For compensation arrangement exceptions that require the parties’ signatures, the final rule gives the parties 90 days from the date the compensation arrangement became noncompliant, whether or not their failure to obtain the signatures was inadvertent. See 42 CFR § 411.353(g).
Term Requirements and Holdover Leases. The final rule provides that an arrangement for the lease of office space or equipment or for personal services, which can be documented to have lasted for at least one year (or which was terminated during the first year and the parties did not enter a new arrangement for the same space, equipment or service), satisfies the requirement of a one-year term. See 42 CFR §§ 411.357(a), (b), (d). The parties need not have an agreement with a term of at least one year.
The final rule provides that holdover leases for an unlimited period comply with the Stark rule if the arrangements meet the applicable exception when the arrangement expired and continue to meet requirements, and the holdover is on the same terms and conditions as the prior arrangement. See 42 CFR §§ 411.354(d), 411.357(a), (b), (d).

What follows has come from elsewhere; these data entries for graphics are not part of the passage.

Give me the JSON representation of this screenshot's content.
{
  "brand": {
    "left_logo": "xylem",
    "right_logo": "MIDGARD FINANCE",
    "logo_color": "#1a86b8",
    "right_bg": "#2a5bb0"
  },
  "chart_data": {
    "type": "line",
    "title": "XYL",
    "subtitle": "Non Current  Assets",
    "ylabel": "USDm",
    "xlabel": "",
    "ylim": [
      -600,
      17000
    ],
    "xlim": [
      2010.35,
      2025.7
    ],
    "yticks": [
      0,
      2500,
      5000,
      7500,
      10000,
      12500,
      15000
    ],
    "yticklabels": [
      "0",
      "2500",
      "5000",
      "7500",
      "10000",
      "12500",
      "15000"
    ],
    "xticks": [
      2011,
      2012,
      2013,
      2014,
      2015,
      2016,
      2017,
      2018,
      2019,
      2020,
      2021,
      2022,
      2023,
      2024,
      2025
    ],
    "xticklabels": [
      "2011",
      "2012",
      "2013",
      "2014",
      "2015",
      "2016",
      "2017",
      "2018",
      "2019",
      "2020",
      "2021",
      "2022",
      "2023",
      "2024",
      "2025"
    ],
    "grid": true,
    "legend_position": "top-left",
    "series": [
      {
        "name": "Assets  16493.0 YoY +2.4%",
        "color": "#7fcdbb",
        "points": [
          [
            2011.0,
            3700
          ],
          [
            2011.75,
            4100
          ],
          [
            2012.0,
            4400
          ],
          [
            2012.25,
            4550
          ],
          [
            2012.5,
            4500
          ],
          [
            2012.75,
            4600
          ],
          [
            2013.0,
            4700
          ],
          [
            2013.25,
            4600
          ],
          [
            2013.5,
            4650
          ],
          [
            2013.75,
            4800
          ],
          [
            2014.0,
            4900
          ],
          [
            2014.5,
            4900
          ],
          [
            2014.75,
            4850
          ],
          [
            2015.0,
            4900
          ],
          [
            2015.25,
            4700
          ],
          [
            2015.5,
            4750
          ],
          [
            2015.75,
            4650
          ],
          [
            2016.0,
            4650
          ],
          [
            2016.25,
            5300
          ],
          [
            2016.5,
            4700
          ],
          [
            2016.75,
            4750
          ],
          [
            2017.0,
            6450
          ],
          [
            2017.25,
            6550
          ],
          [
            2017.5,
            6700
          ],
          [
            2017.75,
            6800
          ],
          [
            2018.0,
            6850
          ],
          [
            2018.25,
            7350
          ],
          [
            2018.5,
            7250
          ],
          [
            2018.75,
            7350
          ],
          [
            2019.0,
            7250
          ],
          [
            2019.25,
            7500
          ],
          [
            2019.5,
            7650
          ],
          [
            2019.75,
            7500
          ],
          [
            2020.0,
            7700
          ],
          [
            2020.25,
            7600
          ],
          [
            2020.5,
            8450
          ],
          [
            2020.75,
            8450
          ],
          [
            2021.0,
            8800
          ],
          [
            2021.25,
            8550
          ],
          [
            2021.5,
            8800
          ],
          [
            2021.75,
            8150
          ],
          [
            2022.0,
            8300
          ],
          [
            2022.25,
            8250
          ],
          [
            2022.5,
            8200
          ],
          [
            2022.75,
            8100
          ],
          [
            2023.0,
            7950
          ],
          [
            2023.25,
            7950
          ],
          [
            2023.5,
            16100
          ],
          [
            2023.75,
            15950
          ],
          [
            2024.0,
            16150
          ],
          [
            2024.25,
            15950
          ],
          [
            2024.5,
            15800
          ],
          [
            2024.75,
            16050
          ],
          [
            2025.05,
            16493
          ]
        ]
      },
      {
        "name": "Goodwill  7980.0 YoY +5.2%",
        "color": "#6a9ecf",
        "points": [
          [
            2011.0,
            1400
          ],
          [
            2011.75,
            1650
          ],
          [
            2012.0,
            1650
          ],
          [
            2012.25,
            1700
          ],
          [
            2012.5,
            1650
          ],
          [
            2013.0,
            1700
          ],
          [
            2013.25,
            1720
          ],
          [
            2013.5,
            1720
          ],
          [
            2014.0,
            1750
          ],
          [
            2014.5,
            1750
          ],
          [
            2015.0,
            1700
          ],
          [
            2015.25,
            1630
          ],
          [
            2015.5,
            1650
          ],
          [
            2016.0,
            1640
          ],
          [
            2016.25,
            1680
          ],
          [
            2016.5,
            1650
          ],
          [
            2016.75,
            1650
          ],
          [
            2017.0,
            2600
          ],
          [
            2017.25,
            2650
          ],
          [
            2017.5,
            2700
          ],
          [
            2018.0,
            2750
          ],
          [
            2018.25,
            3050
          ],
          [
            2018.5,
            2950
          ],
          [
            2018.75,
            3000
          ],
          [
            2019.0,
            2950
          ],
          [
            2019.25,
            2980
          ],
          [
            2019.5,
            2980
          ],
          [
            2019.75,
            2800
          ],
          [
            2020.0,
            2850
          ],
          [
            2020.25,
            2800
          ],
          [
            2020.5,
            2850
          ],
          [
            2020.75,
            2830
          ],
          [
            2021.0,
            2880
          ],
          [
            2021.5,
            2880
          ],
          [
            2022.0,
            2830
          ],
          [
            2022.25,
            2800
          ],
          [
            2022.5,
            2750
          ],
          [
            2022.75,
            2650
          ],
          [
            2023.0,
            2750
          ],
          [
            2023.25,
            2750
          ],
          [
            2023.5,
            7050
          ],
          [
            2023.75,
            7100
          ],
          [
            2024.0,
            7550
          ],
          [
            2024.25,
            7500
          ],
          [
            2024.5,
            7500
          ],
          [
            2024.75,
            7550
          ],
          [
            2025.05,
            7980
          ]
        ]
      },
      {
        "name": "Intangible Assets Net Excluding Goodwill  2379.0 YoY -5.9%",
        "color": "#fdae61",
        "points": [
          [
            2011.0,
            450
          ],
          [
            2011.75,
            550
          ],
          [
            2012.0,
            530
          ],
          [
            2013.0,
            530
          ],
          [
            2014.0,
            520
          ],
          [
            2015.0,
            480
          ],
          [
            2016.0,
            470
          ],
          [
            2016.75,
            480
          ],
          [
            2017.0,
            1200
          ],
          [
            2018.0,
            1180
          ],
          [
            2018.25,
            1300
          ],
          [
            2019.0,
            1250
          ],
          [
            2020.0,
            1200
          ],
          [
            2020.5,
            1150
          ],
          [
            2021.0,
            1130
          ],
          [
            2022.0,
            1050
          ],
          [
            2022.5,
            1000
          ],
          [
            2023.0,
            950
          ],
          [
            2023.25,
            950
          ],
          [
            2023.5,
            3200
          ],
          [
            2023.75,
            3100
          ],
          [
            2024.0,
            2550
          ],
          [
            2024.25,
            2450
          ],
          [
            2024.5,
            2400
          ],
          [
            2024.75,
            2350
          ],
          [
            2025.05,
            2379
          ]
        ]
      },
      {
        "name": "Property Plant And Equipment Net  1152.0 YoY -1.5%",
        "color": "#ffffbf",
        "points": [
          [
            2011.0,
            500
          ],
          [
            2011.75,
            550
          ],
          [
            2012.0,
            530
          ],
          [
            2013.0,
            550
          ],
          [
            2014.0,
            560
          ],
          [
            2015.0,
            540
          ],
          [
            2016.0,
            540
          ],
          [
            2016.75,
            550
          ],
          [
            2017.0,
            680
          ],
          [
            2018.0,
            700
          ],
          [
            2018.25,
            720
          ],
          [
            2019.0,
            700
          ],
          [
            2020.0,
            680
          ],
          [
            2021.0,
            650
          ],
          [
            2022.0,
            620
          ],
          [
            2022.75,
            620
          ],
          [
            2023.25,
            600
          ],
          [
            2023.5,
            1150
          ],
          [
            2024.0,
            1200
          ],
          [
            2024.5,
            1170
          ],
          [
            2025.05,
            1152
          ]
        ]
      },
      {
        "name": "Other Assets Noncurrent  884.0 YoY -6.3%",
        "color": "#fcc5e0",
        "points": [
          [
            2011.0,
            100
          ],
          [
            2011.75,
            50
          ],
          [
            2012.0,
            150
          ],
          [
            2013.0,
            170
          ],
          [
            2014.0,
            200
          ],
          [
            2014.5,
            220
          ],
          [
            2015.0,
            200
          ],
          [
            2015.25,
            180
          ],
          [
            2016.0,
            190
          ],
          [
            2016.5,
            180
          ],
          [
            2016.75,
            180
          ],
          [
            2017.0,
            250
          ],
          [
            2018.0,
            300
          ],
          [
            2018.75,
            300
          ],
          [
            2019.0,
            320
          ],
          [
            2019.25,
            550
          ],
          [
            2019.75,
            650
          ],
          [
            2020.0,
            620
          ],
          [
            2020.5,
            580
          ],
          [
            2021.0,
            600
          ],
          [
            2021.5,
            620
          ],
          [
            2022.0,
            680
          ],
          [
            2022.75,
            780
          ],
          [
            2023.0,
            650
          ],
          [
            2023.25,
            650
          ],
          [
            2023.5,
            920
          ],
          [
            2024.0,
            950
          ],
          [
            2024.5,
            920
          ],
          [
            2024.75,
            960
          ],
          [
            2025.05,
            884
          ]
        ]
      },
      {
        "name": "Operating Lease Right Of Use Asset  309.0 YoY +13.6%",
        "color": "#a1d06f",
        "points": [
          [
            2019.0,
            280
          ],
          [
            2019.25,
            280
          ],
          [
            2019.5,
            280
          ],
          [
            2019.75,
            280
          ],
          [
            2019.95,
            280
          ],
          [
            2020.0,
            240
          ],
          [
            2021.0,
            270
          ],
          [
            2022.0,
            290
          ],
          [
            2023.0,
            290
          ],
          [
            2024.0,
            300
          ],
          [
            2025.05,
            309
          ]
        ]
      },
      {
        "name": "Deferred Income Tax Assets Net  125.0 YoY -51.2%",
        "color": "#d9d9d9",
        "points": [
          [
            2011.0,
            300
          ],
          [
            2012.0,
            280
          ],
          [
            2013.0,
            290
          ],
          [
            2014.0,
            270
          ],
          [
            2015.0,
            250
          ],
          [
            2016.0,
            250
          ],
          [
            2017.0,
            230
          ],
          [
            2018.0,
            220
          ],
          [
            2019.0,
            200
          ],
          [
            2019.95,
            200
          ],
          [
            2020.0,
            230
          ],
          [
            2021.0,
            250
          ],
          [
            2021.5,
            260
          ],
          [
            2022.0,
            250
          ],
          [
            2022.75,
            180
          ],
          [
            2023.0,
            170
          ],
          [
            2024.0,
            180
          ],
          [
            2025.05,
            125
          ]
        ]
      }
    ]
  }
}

Definition of Stand in the Shoes. CMS has revised 42 CFR § 411.354(c)(3)(i) to clarify that while only physicians who “stand in the shoes” of their physician organization are parties to the arrangement for signature, all physicians in the physician organization are parties to the arrangement for all other purposes, including whether the compensation with the hospital considers the volume or value of referrals or other business generated by the physicians.